We’ve been saying the user needs to be the point of integration for his or her own data since Joe Andrieu first expressed that insight in 2007. Now, with personal clouds, in 2013, it’s starting to look possible.
The personal cloud, and the whole OWN loop, can also be the platform for intentcasting toward the BUY side. We stand with what we own while we cast our intentions toward what we want (or might want) to buy.
The OWN side is also where all the privacy technology sits. Also all the terms, preferences and policies we adopt for dealing with companies across the tables set between us.
An interesting case that lies between buying and owning is relationships with service organizations, such as utilities, which are an ongoing mix.
For all this we need a common platform for personal clouds, and for the things we put in them. That platform needs to be small, lightweight and open source. Right now I see one candidate for that: CloudOS, which is the brainbaby of Phil Windley. (Here’s a search for CloudOS and Windley.) If you’ve got some other hacks, point them out in the comments below.

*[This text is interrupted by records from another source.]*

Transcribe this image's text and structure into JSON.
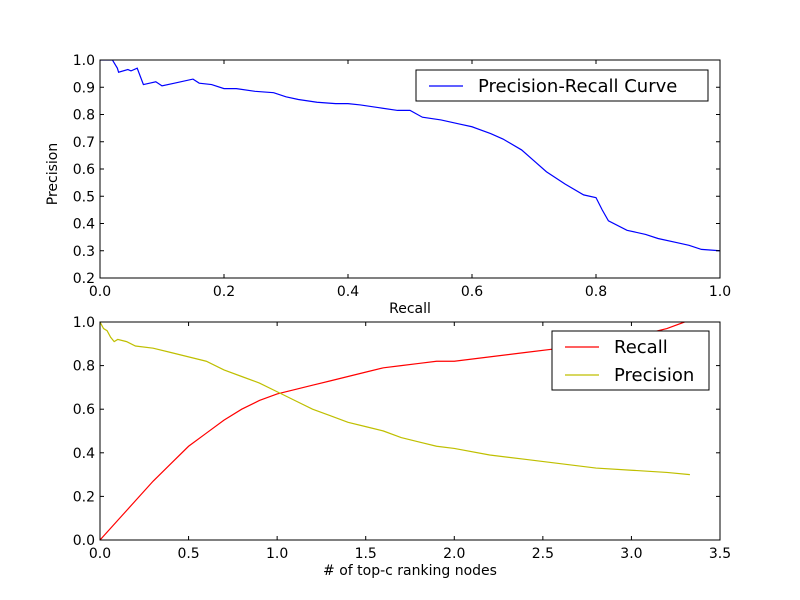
{
  "chart_data": [
    {
      "type": "line",
      "xlabel": "Recall",
      "ylabel": "Precision",
      "xlim": [
        0.0,
        1.0
      ],
      "ylim": [
        0.2,
        1.0
      ],
      "xticks": [
        "0.0",
        "0.2",
        "0.4",
        "0.6",
        "0.8",
        "1.0"
      ],
      "yticks": [
        "0.2",
        "0.3",
        "0.4",
        "0.5",
        "0.6",
        "0.7",
        "0.8",
        "0.9",
        "1.0"
      ],
      "legend_position": "top-right",
      "grid": false,
      "series": [
        {
          "name": "Precision-Recall Curve",
          "color": "#0000ff",
          "x": [
            0.0,
            0.02,
            0.028,
            0.03,
            0.045,
            0.05,
            0.06,
            0.065,
            0.07,
            0.08,
            0.09,
            0.1,
            0.12,
            0.15,
            0.16,
            0.18,
            0.2,
            0.22,
            0.25,
            0.28,
            0.3,
            0.32,
            0.35,
            0.38,
            0.4,
            0.42,
            0.45,
            0.48,
            0.5,
            0.52,
            0.55,
            0.58,
            0.6,
            0.63,
            0.65,
            0.68,
            0.7,
            0.72,
            0.75,
            0.78,
            0.8,
            0.81,
            0.82,
            0.85,
            0.88,
            0.9,
            0.93,
            0.95,
            0.97,
            1.0
          ],
          "y": [
            1.0,
            1.0,
            0.97,
            0.955,
            0.965,
            0.96,
            0.97,
            0.94,
            0.91,
            0.915,
            0.92,
            0.905,
            0.915,
            0.93,
            0.915,
            0.91,
            0.895,
            0.895,
            0.885,
            0.88,
            0.865,
            0.855,
            0.845,
            0.84,
            0.84,
            0.835,
            0.825,
            0.815,
            0.815,
            0.79,
            0.78,
            0.765,
            0.755,
            0.73,
            0.71,
            0.67,
            0.63,
            0.59,
            0.545,
            0.505,
            0.495,
            0.45,
            0.41,
            0.375,
            0.36,
            0.345,
            0.33,
            0.32,
            0.305,
            0.3
          ]
        }
      ]
    },
    {
      "type": "line",
      "xlabel": "# of top-c ranking nodes",
      "ylabel": "",
      "xlim": [
        0.0,
        3.5
      ],
      "ylim": [
        0.0,
        1.0
      ],
      "xticks": [
        "0.0",
        "0.5",
        "1.0",
        "1.5",
        "2.0",
        "2.5",
        "3.0",
        "3.5"
      ],
      "yticks": [
        "0.0",
        "0.2",
        "0.4",
        "0.6",
        "0.8",
        "1.0"
      ],
      "legend_position": "top-right",
      "grid": false,
      "series": [
        {
          "name": "Recall",
          "color": "#ff0000",
          "x": [
            0.0,
            0.1,
            0.2,
            0.3,
            0.4,
            0.5,
            0.6,
            0.7,
            0.8,
            0.9,
            1.0,
            1.1,
            1.2,
            1.3,
            1.4,
            1.5,
            1.6,
            1.7,
            1.8,
            1.9,
            2.0,
            2.2,
            2.4,
            2.6,
            2.8,
            3.0,
            3.2,
            3.3
          ],
          "y": [
            0.0,
            0.09,
            0.18,
            0.27,
            0.35,
            0.43,
            0.49,
            0.55,
            0.6,
            0.64,
            0.67,
            0.69,
            0.71,
            0.73,
            0.75,
            0.77,
            0.79,
            0.8,
            0.81,
            0.82,
            0.82,
            0.84,
            0.86,
            0.88,
            0.9,
            0.93,
            0.97,
            1.0
          ]
        },
        {
          "name": "Precision",
          "color": "#bfbf00",
          "x": [
            0.0,
            0.02,
            0.04,
            0.06,
            0.08,
            0.1,
            0.15,
            0.2,
            0.3,
            0.4,
            0.5,
            0.6,
            0.7,
            0.8,
            0.9,
            1.0,
            1.1,
            1.2,
            1.3,
            1.4,
            1.5,
            1.6,
            1.7,
            1.8,
            1.9,
            2.0,
            2.2,
            2.4,
            2.6,
            2.8,
            3.0,
            3.2,
            3.33
          ],
          "y": [
            1.0,
            0.97,
            0.96,
            0.93,
            0.91,
            0.92,
            0.91,
            0.89,
            0.88,
            0.86,
            0.84,
            0.82,
            0.78,
            0.75,
            0.72,
            0.68,
            0.64,
            0.6,
            0.57,
            0.54,
            0.52,
            0.5,
            0.47,
            0.45,
            0.43,
            0.42,
            0.39,
            0.37,
            0.35,
            0.33,
            0.32,
            0.31,
            0.3
          ]
        }
      ]
    }
  ]
}
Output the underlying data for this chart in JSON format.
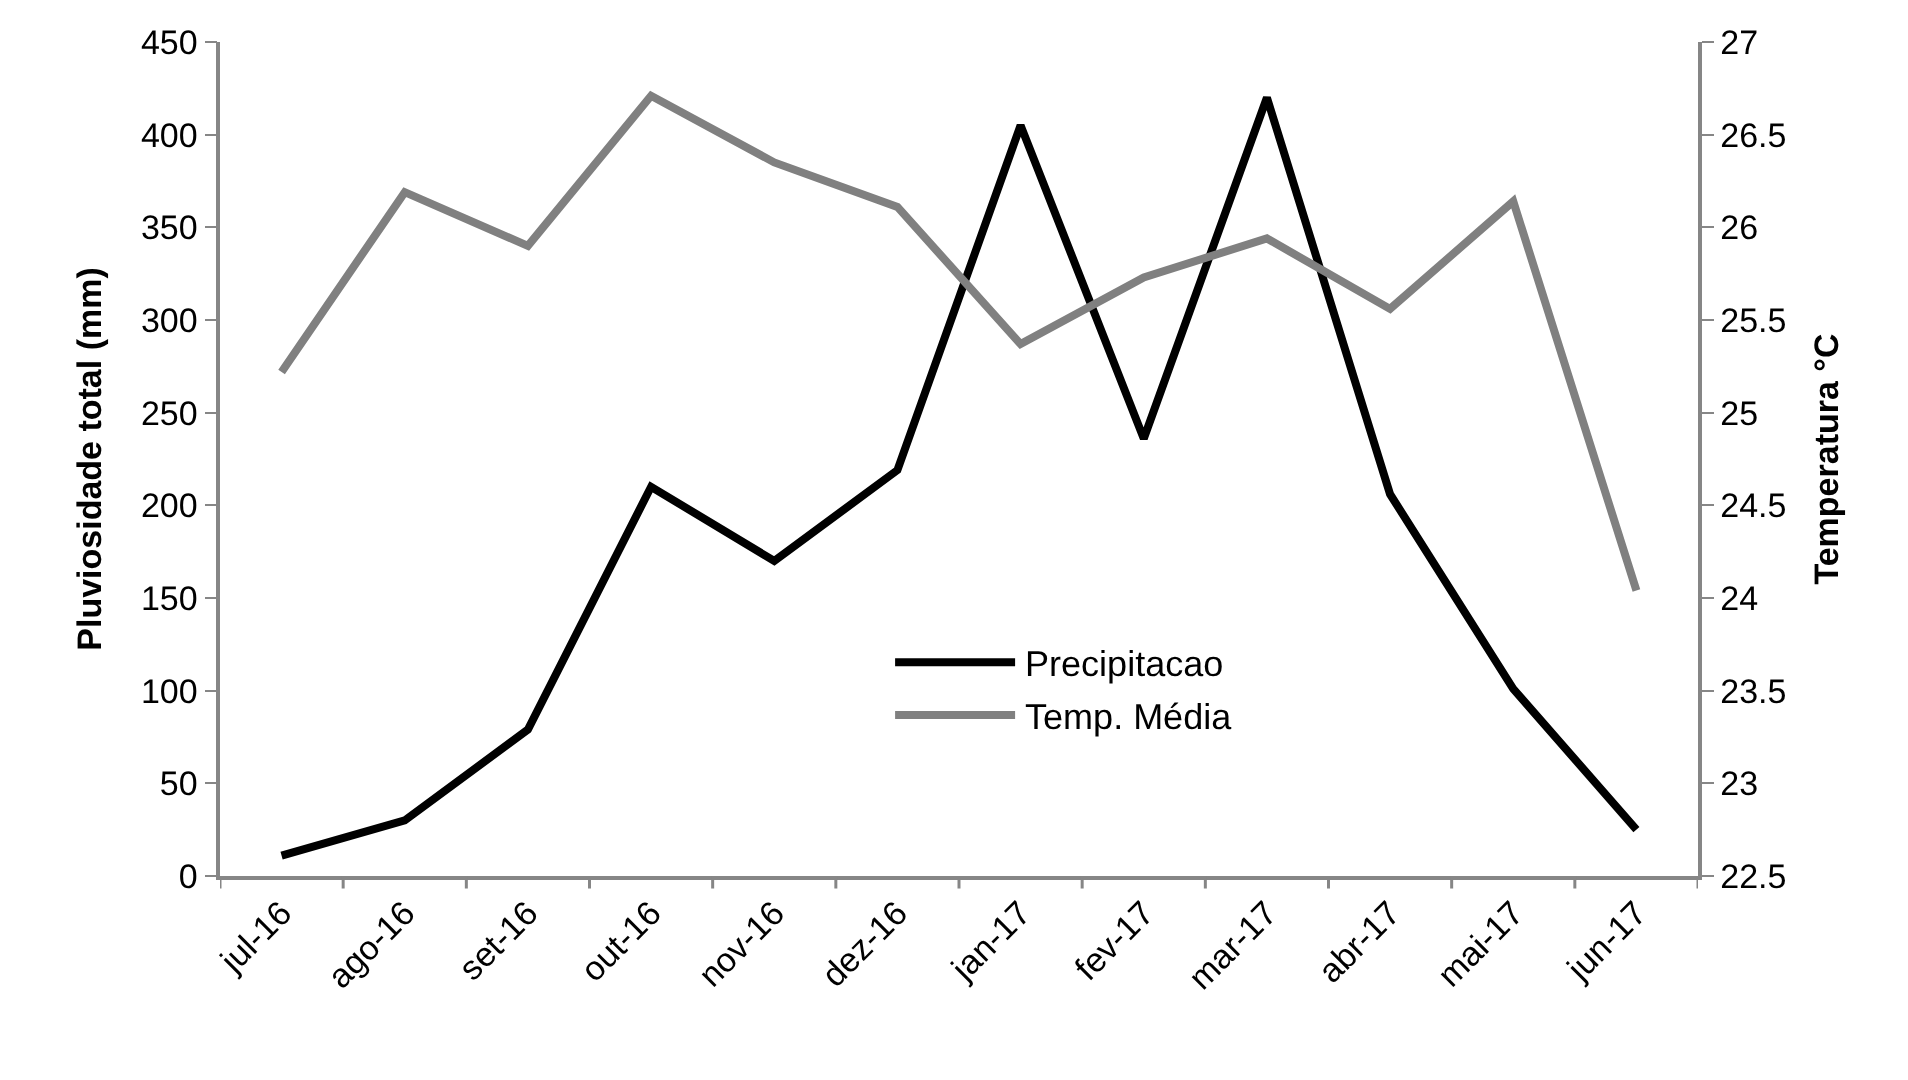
{
  "chart_data": {
    "type": "line",
    "ylabel": "Pluviosidade total (mm)",
    "y2label": "Temperatura °C",
    "categories": [
      "jul-16",
      "ago-16",
      "set-16",
      "out-16",
      "nov-16",
      "dez-16",
      "jan-17",
      "fev-17",
      "mar-17",
      "abr-17",
      "mai-17",
      "jun-17"
    ],
    "series": [
      {
        "name": "Precipitacao",
        "color": "#000000",
        "values": [
          11,
          30,
          79,
          210,
          170,
          219,
          405,
          236,
          420,
          206,
          101,
          25
        ]
      },
      {
        "name": "Temp. Média",
        "color": "#808080",
        "axis": "y2",
        "values": [
          25.22,
          26.19,
          25.9,
          26.71,
          26.35,
          26.11,
          25.37,
          25.73,
          25.94,
          25.56,
          26.14,
          24.04
        ]
      }
    ],
    "ylim": [
      0,
      450
    ],
    "yticks": [
      0,
      50,
      100,
      150,
      200,
      250,
      300,
      350,
      400,
      450
    ],
    "y2lim": [
      22.5,
      27
    ],
    "y2ticks": [
      22.5,
      23,
      23.5,
      24,
      24.5,
      25,
      25.5,
      26,
      26.5,
      27
    ],
    "legend": "bottom",
    "marker": "none",
    "line_style": "solid"
  }
}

If we look at the customer experience from the company’s side again, this graphic from Joe Pine and Jim Gilmore does a nice job of framing the possibilities:
Across the table set in a personal cloud, customers can feed back good intelligence to every one of the loops in that graphic. The because that data arrives directly and voluntarily, it has far higher quality than inferential data gathered by marketing’s many surveillance methods.
It also reframes relationship, and loyalty, as real things rather than as words marketing recites inside its own echo chambers. It can reduce marketing’s urge to manipulate, and advertising’s urge to personalize in the absence of conscious and voluntary signals welcoming it. The customer journey thus turns into a virtuous cycle rather than the arduous one it is today.
It can also create a demand chain that can work in tandem with the supply chain, providing far better feedback at every stage. I could go on, but I want to get this up before the latest in the series of Important Calls that punctuate my life. (And they are all Good Things, trust me.)